Op deze gronden mag worden gebouwd en gelden de volgende regels:

3.2.1 Gebouwen en overkappingen
  • a. gebouwen en overkappingen worden binnen het bouwvlak gebouwd;
  • b. de bouwhoogte van gebouwen, geen kantoorgebouwen zijnde, en overkappingen bedraagt ten hoogste de met de aanduiding 'maximale bouwhoogte (m)' aangegeven bouwhoogte;
  • c. de bouwhoogte van kantoorgebouwen bedraagt ten hoogste 15 m;
  • d. de totale oppervlakte van gebouwen en overkappingen binnen het bouwvlak bedraagt 80% van het bouwvlak van het bouwperceel;
  • e. indien gebouwen op een bouwperceel niet aaneen worden gebouwd, geldt een onderlinge afstand van ten minste 3 m.
  • f. in afwijking van het bepaalde onder b en c mag de bestaande bouwhoogte van gebouwen ter plaatse van de aanduiding 'karakteristiek' niet worden gewijzigd;
  • g. in aanvulling op het bovenstaande geldt ter plaatse van de aanduiding 'karakteristiek' dat de kapvorm van gebouwen niet mag worden gewijzigd.

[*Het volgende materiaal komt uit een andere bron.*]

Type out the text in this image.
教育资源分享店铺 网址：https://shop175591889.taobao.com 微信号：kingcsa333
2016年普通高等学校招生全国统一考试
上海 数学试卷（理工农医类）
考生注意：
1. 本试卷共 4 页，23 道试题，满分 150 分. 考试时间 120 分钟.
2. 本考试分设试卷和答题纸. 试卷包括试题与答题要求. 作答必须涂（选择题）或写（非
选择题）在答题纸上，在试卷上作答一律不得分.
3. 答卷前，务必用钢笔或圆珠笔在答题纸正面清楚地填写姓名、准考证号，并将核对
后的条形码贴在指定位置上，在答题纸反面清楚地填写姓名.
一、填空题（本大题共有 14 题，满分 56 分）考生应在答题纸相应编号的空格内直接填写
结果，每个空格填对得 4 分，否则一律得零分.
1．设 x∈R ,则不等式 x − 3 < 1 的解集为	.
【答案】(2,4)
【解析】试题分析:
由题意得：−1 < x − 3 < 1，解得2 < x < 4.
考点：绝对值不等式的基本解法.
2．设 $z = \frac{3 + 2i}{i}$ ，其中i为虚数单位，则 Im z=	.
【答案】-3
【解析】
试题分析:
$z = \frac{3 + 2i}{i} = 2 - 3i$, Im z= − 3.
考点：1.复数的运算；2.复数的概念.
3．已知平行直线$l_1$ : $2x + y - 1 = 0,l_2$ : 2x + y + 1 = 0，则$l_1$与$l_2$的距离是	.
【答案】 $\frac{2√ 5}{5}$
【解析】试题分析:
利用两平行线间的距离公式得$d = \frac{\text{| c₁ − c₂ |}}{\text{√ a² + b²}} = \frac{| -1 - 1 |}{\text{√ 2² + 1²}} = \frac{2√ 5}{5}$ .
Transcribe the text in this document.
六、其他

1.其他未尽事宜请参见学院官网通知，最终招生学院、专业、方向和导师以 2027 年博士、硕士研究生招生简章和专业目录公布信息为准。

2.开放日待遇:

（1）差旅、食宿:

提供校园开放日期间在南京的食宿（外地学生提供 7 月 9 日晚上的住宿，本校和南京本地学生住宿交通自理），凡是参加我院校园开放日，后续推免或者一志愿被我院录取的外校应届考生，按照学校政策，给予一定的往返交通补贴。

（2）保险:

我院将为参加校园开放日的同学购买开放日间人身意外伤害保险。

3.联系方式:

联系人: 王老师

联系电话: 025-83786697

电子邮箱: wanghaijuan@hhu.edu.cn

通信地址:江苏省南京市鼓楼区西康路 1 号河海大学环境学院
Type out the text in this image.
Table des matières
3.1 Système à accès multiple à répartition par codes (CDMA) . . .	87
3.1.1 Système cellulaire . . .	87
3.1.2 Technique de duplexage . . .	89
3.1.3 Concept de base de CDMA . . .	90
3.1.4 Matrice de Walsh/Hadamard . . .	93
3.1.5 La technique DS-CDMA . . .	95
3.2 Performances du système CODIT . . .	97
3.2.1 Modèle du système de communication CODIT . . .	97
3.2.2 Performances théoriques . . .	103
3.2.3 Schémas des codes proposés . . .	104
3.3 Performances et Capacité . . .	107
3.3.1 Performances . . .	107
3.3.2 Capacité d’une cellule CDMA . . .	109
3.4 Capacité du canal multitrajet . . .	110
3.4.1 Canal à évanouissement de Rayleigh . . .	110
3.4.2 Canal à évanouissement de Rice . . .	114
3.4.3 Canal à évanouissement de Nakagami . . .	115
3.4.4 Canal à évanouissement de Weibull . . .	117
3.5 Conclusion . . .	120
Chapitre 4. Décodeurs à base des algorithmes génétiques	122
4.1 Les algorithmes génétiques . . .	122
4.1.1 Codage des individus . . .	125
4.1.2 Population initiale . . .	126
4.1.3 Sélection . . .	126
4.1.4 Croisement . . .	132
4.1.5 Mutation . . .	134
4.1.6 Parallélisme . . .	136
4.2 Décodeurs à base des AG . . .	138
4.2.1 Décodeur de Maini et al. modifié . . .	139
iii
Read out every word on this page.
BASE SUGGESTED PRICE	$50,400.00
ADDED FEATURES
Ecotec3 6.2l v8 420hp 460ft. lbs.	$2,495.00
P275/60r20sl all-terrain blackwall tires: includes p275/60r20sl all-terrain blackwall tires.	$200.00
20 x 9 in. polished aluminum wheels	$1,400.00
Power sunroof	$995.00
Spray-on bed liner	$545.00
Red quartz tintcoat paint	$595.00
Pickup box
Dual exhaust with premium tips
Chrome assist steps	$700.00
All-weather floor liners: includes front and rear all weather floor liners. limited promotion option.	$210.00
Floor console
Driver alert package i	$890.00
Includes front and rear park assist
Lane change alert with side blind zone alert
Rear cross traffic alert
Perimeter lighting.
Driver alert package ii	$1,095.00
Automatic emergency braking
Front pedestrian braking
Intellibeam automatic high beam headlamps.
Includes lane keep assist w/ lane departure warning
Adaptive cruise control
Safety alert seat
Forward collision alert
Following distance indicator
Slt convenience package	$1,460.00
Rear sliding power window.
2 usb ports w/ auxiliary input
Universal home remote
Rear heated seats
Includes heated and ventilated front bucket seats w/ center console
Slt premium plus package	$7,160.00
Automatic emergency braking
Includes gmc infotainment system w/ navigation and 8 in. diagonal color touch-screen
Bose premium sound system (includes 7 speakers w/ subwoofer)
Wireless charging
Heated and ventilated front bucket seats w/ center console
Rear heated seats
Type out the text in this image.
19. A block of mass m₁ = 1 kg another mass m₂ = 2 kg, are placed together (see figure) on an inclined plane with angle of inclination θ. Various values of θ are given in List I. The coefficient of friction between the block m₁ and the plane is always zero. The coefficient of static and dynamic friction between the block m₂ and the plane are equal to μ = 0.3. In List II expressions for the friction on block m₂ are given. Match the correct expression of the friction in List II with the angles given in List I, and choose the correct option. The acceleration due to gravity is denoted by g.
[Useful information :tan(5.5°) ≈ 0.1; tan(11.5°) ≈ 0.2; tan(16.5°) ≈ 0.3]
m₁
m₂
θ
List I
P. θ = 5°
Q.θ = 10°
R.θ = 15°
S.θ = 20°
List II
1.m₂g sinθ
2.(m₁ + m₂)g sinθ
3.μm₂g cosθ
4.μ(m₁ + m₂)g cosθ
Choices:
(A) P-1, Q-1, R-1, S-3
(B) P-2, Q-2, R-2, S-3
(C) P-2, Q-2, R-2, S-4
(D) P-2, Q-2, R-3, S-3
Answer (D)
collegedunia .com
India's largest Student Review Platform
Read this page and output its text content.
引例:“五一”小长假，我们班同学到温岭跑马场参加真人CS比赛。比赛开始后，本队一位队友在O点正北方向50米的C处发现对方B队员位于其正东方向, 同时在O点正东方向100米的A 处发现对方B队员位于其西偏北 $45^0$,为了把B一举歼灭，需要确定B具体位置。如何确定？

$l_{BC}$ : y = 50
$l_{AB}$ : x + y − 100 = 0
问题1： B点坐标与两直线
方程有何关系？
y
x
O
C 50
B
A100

3.2.2 Bouwwerken, geen gebouwen en geen overkappingen zijnde
  • a. de bouwhoogte van kranen en tanks bedraagt ten hoogste de met de aanduiding 'maximum bouwhoogte kranen en tanks (m)' aangegeven bouwhoogte;
  • b. in afwijking van het bepaalde onder a zijn ter plaatse van de aanduiding 'specifieke vorm van bedrijf -1' kranen toegestaan met een bouwhoogte van 50 m;
  • c. de bouwhoogte van overige bouwwerken, geen gebouwen zijnde, bedraagt ten hoogste:
1.   van erfafscheidingen en vrijstaande reclamezuilen   2,5 m;  
2.   van lichtmasten   15 m;  
3.   van vrijstaande antenne-installaties ten behoeve van telecommunicatie, niet zijnde schotelantennes en zonder techniekkast   15 m;  
4.   van antenne-installaties die op bouwwerken worden geplaatst, niet zijnde schotelantennes   5 m;  
5.   van overige bouwwerken, geen gebouwen zijnde   6 m.  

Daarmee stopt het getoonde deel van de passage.